Injusta acusação – 27/02/2025 – Opinião


A biografia do varão já fazia antever que o casamento seria conturbado. Vivia pregando que se o acaso algum dia o conduzisse ao altar seria o primeiro a subjugar a esposa, aprisionando-a em cativeiro. Ninguém dava muita trela para seus desatinos; alguns até achavam graça, não parecia oferecer perigo. Não era um tipo que despertava interesse nas moças de boa família.

Veio então o dia em que caiu nas graças de uma moça órfã de pai e mãe, abandonada pelo marido, que mofava há anos na prisão. Amancebaram-se. Passaria os quatro anos anunciando que a mataria.
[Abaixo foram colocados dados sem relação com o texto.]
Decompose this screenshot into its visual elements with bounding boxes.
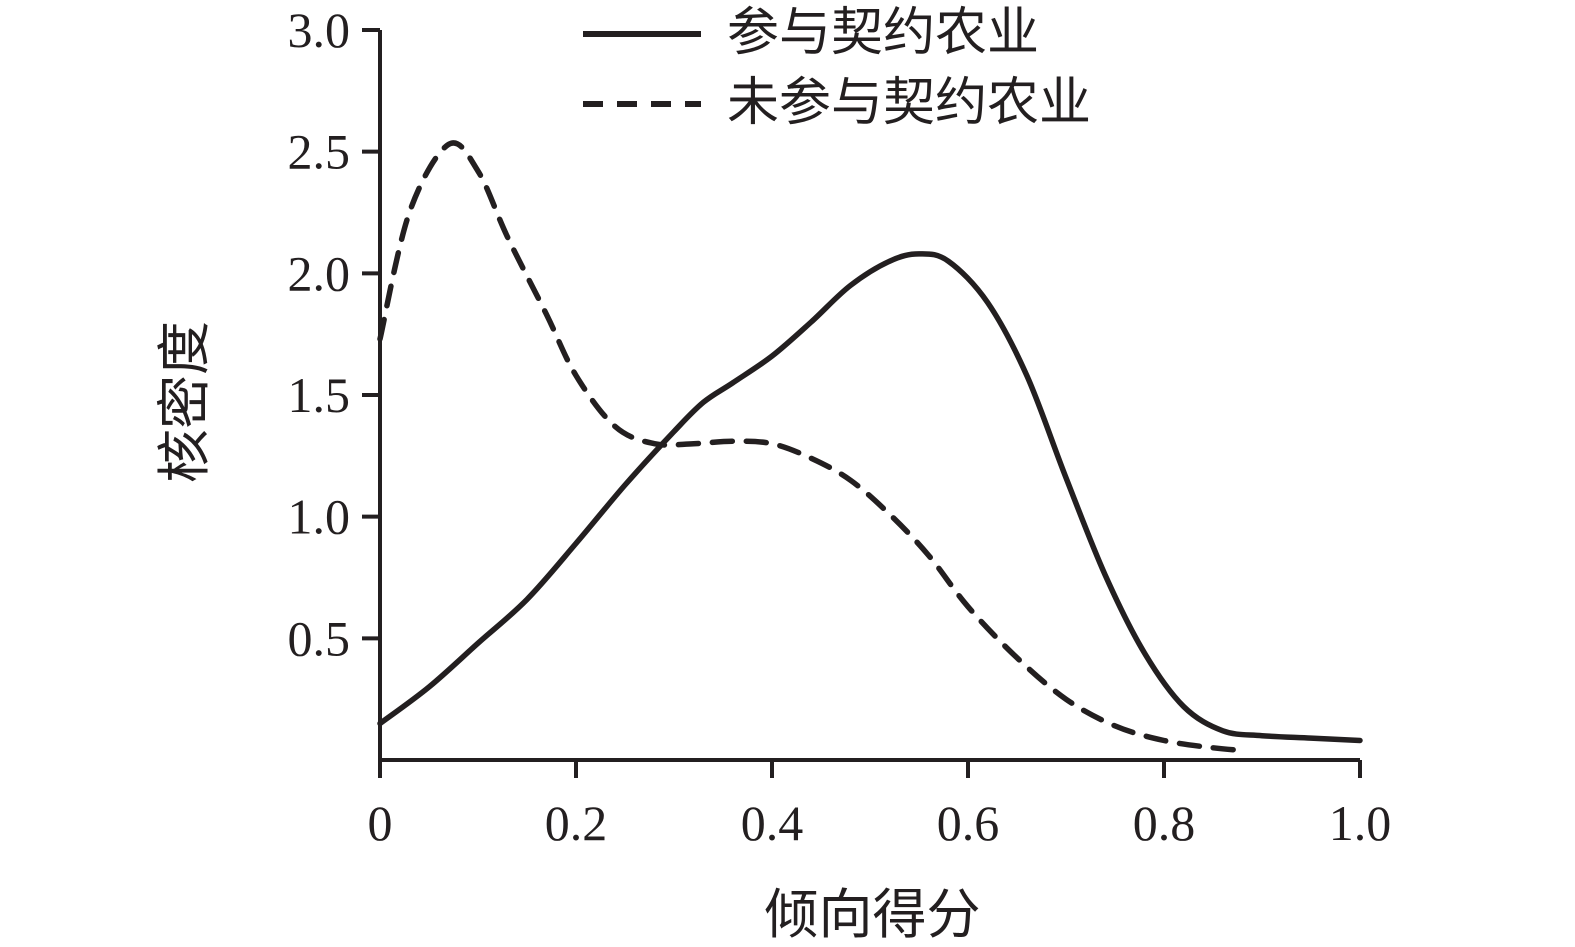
x-tick-label: 0 [368,795,393,851]
axes [378,30,1360,762]
legend-label-participated: 参与契约农业 [727,5,1040,62]
x-tick-label: 1.0 [1329,795,1392,851]
y-tick-label: 1.0 [288,489,351,545]
x-tick-label: 0.8 [1133,795,1196,851]
series-curve-0 [377,251,1363,744]
y-tick-label: 2.5 [288,124,351,180]
dashed-line-icon [583,101,701,108]
x-tick-label: 0.2 [545,795,608,851]
y-axis-title: 核密度 [155,321,215,483]
x-axis-title: 倾向得分 [764,885,981,945]
legend-item-not-participated: 未参与契约农业 [583,75,1092,133]
series-curve-1 [377,140,1246,754]
legend-item-participated: 参与契约农业 [583,5,1091,62]
x-tick-label: 0.6 [937,795,1000,851]
legend-label-not-participated: 未参与契约农业 [727,75,1092,133]
y-tick-label: 1.5 [288,367,351,423]
legend: 参与契约农业 未参与契约农业 [583,5,1092,133]
y-tick-label: 3.0 [288,2,351,58]
y-tick-label: 0.5 [288,610,351,666]
y-tick-label: 2.0 [288,245,351,301]
solid-line-icon [583,31,701,38]
x-tick-label: 0.4 [741,795,804,851]
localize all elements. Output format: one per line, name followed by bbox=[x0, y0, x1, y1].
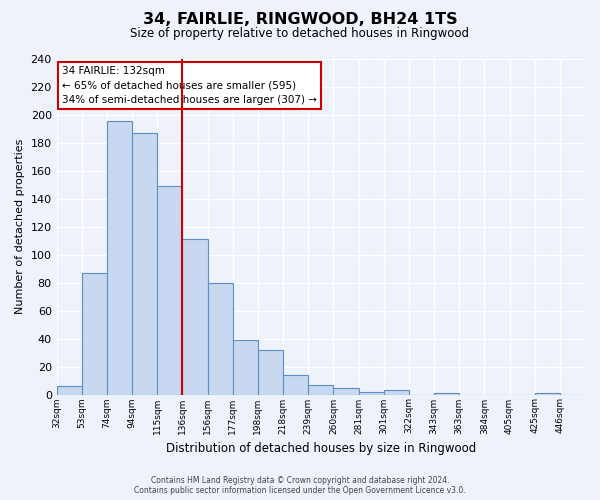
Bar bbox=[283, 375, 308, 394]
Bar bbox=[334, 388, 359, 394]
Text: 34, FAIRLIE, RINGWOOD, BH24 1TS: 34, FAIRLIE, RINGWOOD, BH24 1TS bbox=[143, 12, 457, 28]
Bar bbox=[535, 393, 560, 394]
Bar bbox=[56, 386, 82, 394]
X-axis label: Distribution of detached houses by size in Ringwood: Distribution of detached houses by size … bbox=[166, 442, 476, 455]
Bar bbox=[308, 384, 334, 394]
Text: Contains HM Land Registry data © Crown copyright and database right 2024.
Contai: Contains HM Land Registry data © Crown c… bbox=[134, 476, 466, 495]
Bar bbox=[233, 340, 258, 394]
Bar bbox=[359, 392, 384, 394]
Bar bbox=[107, 120, 132, 394]
Bar bbox=[82, 273, 107, 394]
Bar bbox=[258, 350, 283, 395]
Bar bbox=[182, 240, 208, 394]
Y-axis label: Number of detached properties: Number of detached properties bbox=[15, 139, 25, 314]
Bar bbox=[132, 133, 157, 394]
Bar bbox=[434, 393, 459, 394]
Text: Size of property relative to detached houses in Ringwood: Size of property relative to detached ho… bbox=[131, 28, 470, 40]
Bar bbox=[384, 390, 409, 394]
Bar bbox=[157, 186, 182, 394]
Bar bbox=[208, 282, 233, 395]
Text: 34 FAIRLIE: 132sqm
← 65% of detached houses are smaller (595)
34% of semi-detach: 34 FAIRLIE: 132sqm ← 65% of detached hou… bbox=[62, 66, 317, 106]
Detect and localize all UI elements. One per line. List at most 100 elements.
Mesmo antes da união, demonstrava desprezo pela instituição do casamento, fazia troça da fidelidade. Mal tiveram lua de mel. Logo começaram as ofensas, os maus-tratos, as agressões, descomposturas que ele não demonstrava nenhum pudor de realizar em público.

Ele fazia questão de humilhá-la na frente de todos e vivia dizendo que daria cabo dela mais cedo ou mais tarde. E ria, ria muito. Na pandemia, passou a rir mais ainda. Proibiu-a de usar máscara, entupiu-a de remédios sem comprovação científica, obrigou-a a continuar indo ao culto enquanto ia andar de jet ski. Ela se contaminou pelo vírus, quase morreu, mas ele culpou os médicos e a vacina. Foi ficando cada vez mais violento, já quase não sorria. Gritava, reunia pessoas próximas para difamá-la e xingá-la e incitava-os a fazer o mesmo.

Um ano e meio depois, ficou sabendo que o antigo companheiro deixaria finalmente a prisão. Foi a gota d’água. Não tolerou a ideia de que a amásia voltasse a viver com o outro. Imaginava-se único, sem concorrentes. Passou a publicamente atacá-la de forma ainda mais virulenta, já escancarando sua intenção de exterminá-la.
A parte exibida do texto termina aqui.